Ph.D Student, Conflict Analysis and Resolution, George Mason University
A couple of weeks ago, Prime Minister Netanyahu announced his intention to pass a bill that would ban alcohol from kiosks and gas stations as well as limit its sales and advertisement. The purpose of the bill is to reduce the seemingly rising level of violence and road accidents inside Israel.
The subject of violence and alcohol has been recently seared into the consciousness of Israelis when a group of inebriated teenagers attacked a family of three at a Tel-Aviv beach, brutally murdering the father.
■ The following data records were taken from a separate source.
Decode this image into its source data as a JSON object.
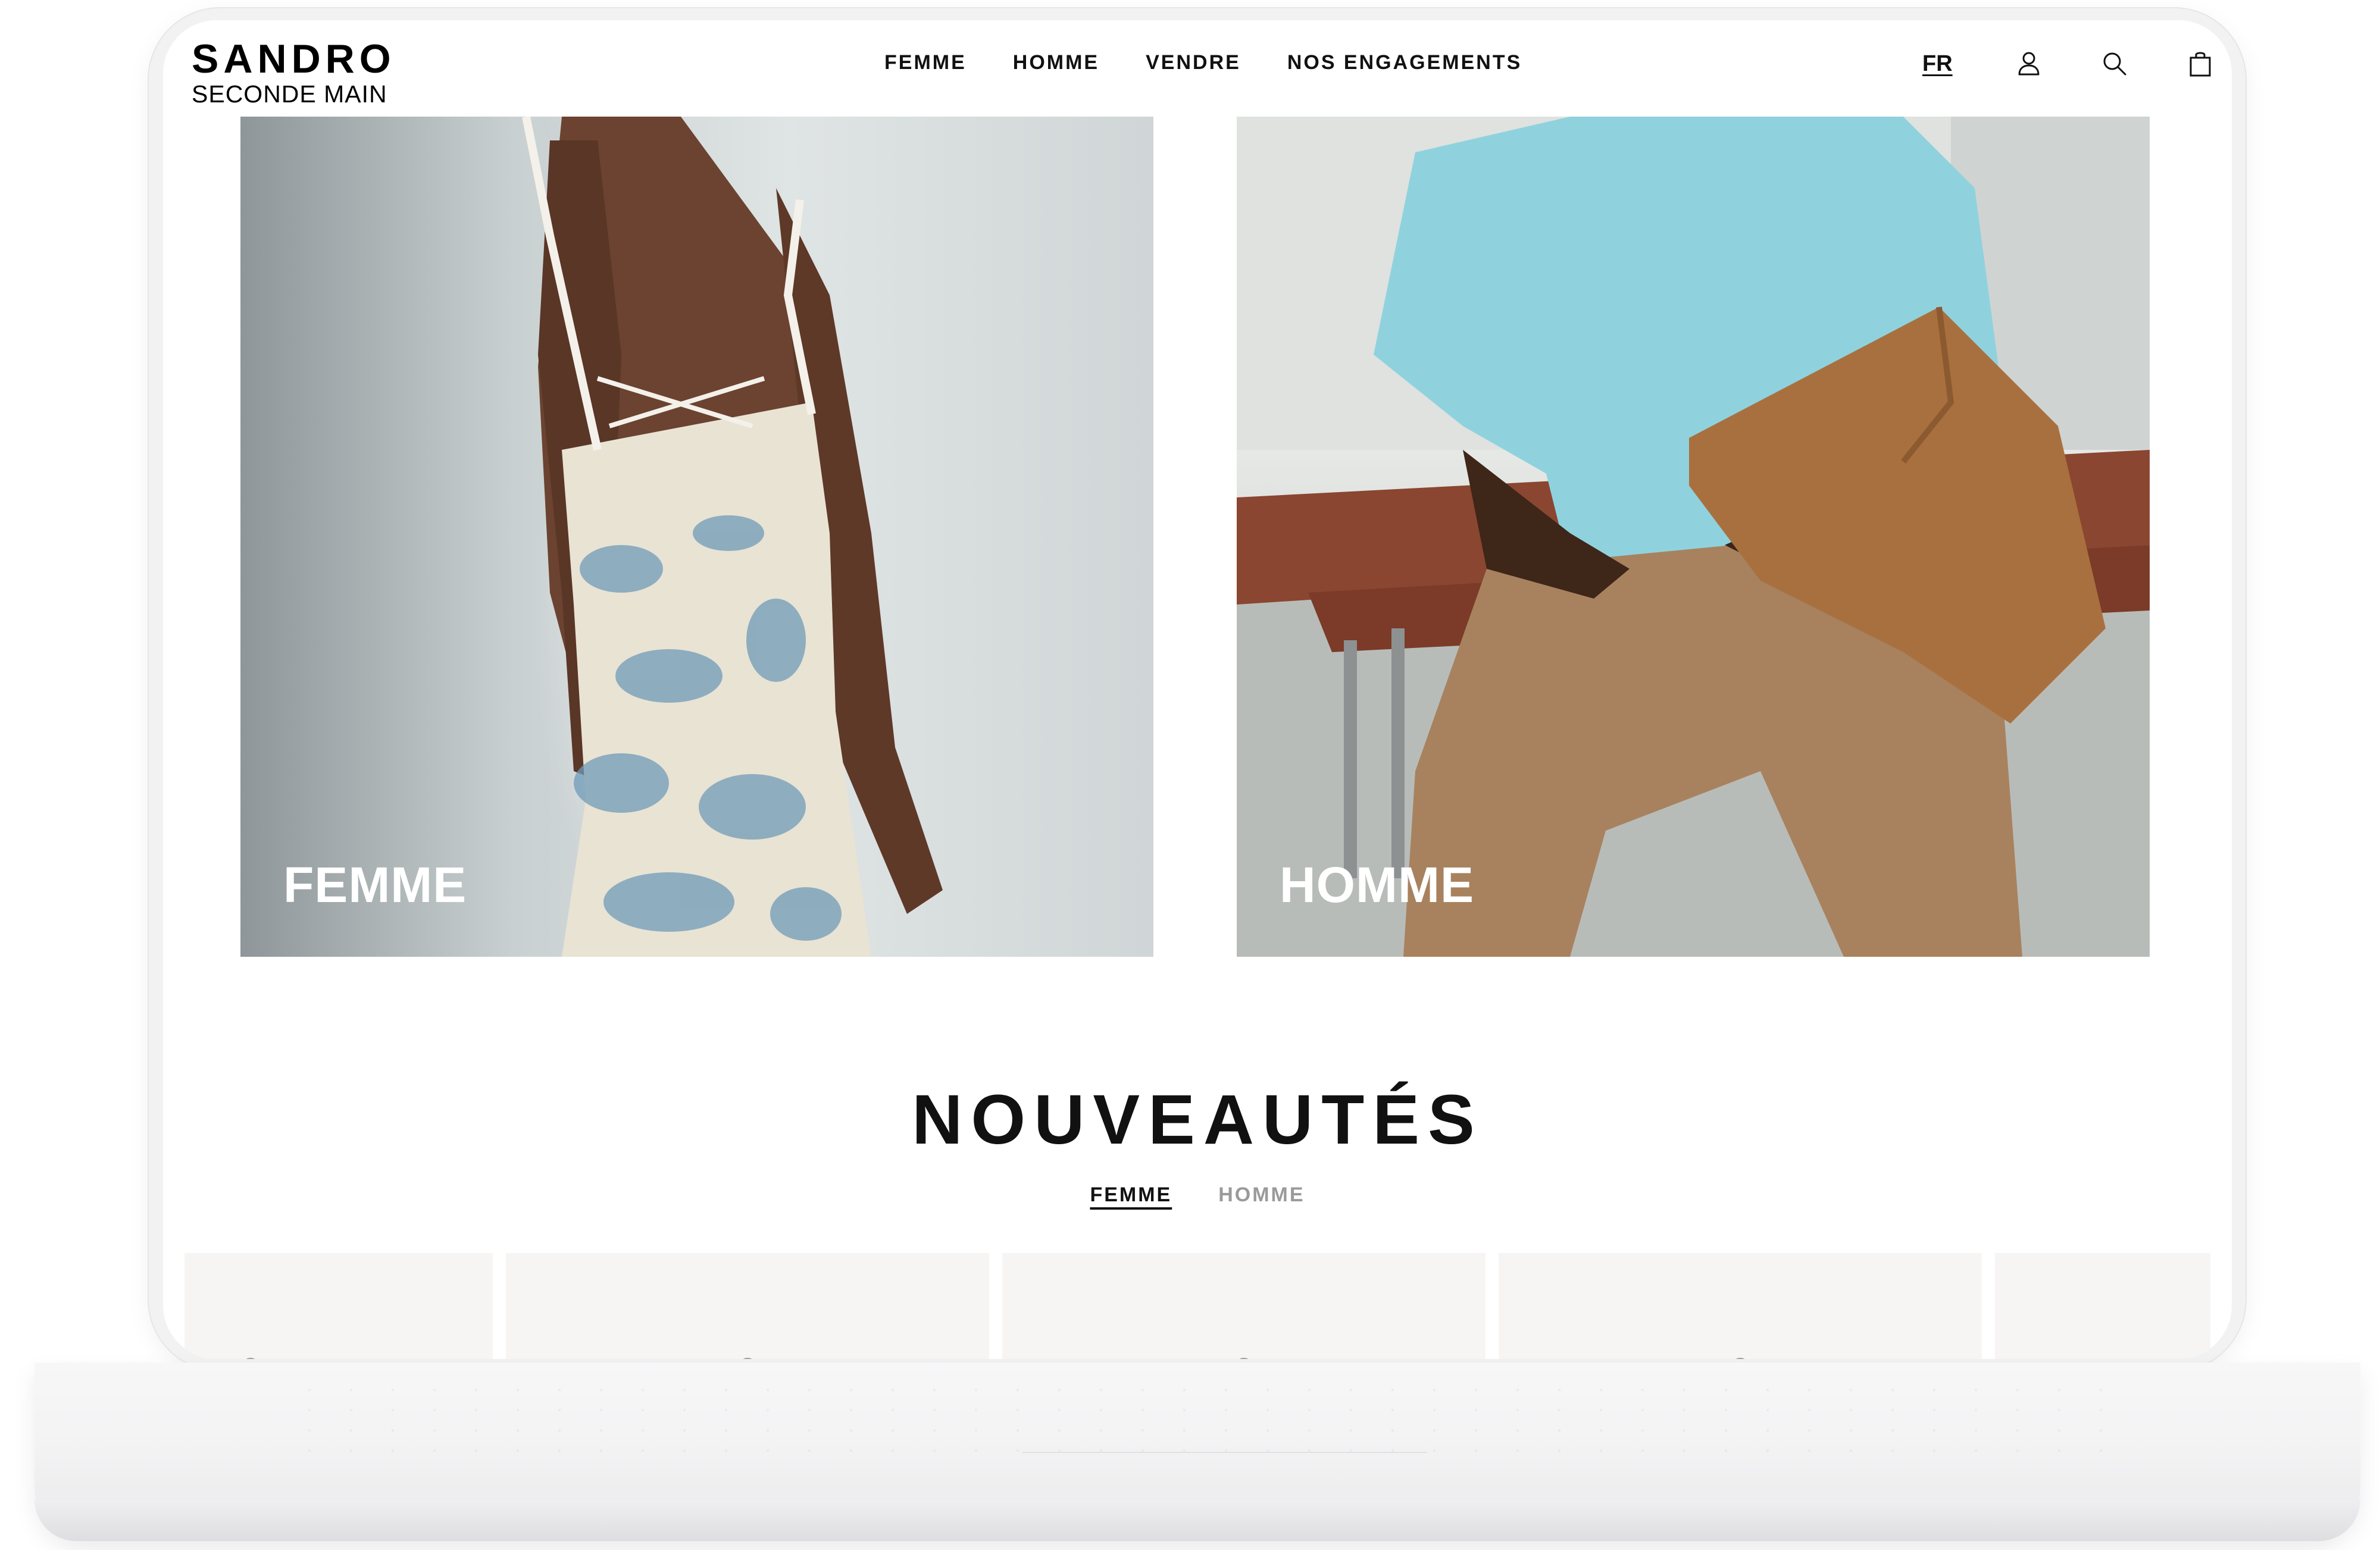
{
  "header": {
    "logo_top": "SANDRO",
    "logo_bottom": "SECONDE MAIN",
    "nav": [
      "FEMME",
      "HOMME",
      "VENDRE",
      "NOS ENGAGEMENTS"
    ],
    "language": "FR",
    "icons": [
      "account-icon",
      "search-icon",
      "shopping-bag-icon"
    ]
  },
  "categories": [
    {
      "label": "FEMME"
    },
    {
      "label": "HOMME"
    }
  ],
  "new_arrivals": {
    "title": "NOUVEAUTÉS",
    "tabs": [
      "FEMME",
      "HOMME"
    ],
    "active_tab": "FEMME"
  },
  "colors": {
    "text": "#111111",
    "tab_inactive": "#9a9a9a",
    "background": "#ffffff"
  }
}
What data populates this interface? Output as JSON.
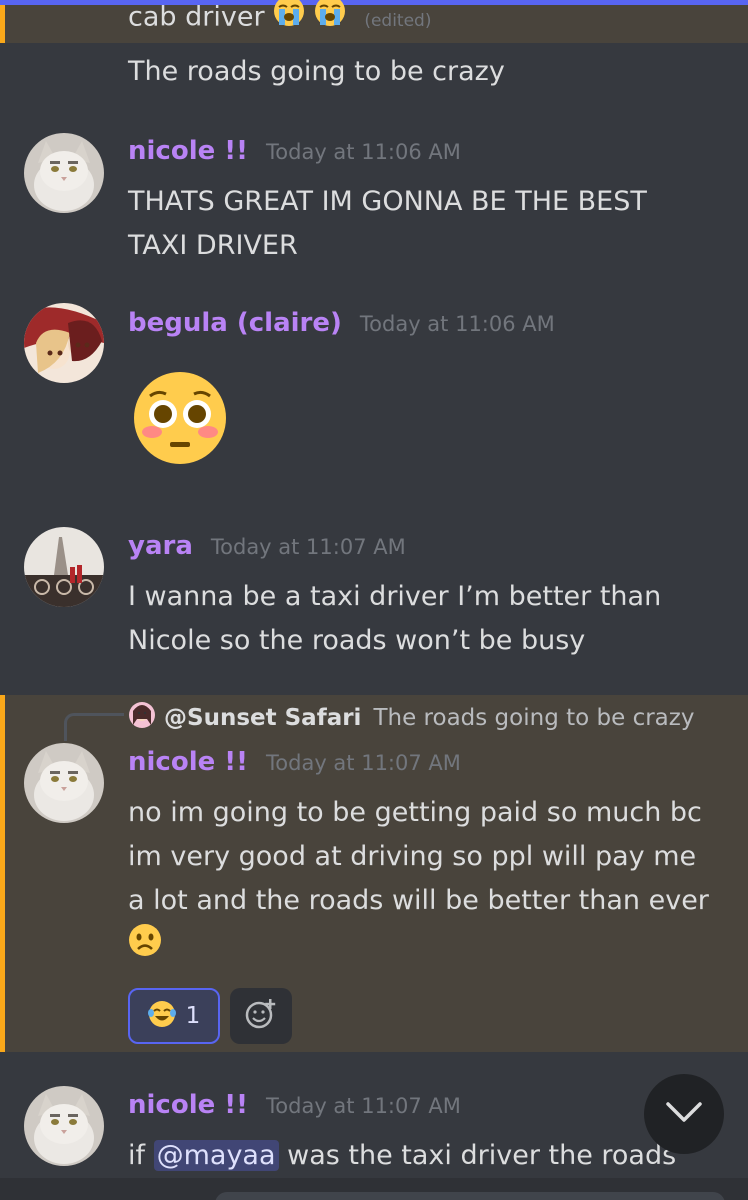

That killing was just one of many harrowing accounts of high-profile crimes reported in Israel this summer - including a mother starving her child, a father killing his toddler, a dismembered woman found in a burning garbage bin, another dismembered woman found in a river, and a shooting at a gay youth center. Reflecting on this phenomenon, Haaretz columnist and former politician Yossi Sarid aptly wrote that violence in Israel is undergoing privatization:
"The state no longer has a monopoly over the use of force. We meet violence everywhere: in the army, schools, hospitals, publicly, privately, driving and parking."
While there may be a relationship between violence and alcohol consumption, in a society like Israel, where heavy drinking is not the norm, Netanyahu's new law is akin to putting a band-aid over a tumor.
If the Prime Minister is really interested in meaningfully reducing violence in Israeli society, which he surely is, he should focus all his energies on ending the conflict with the Palestinians.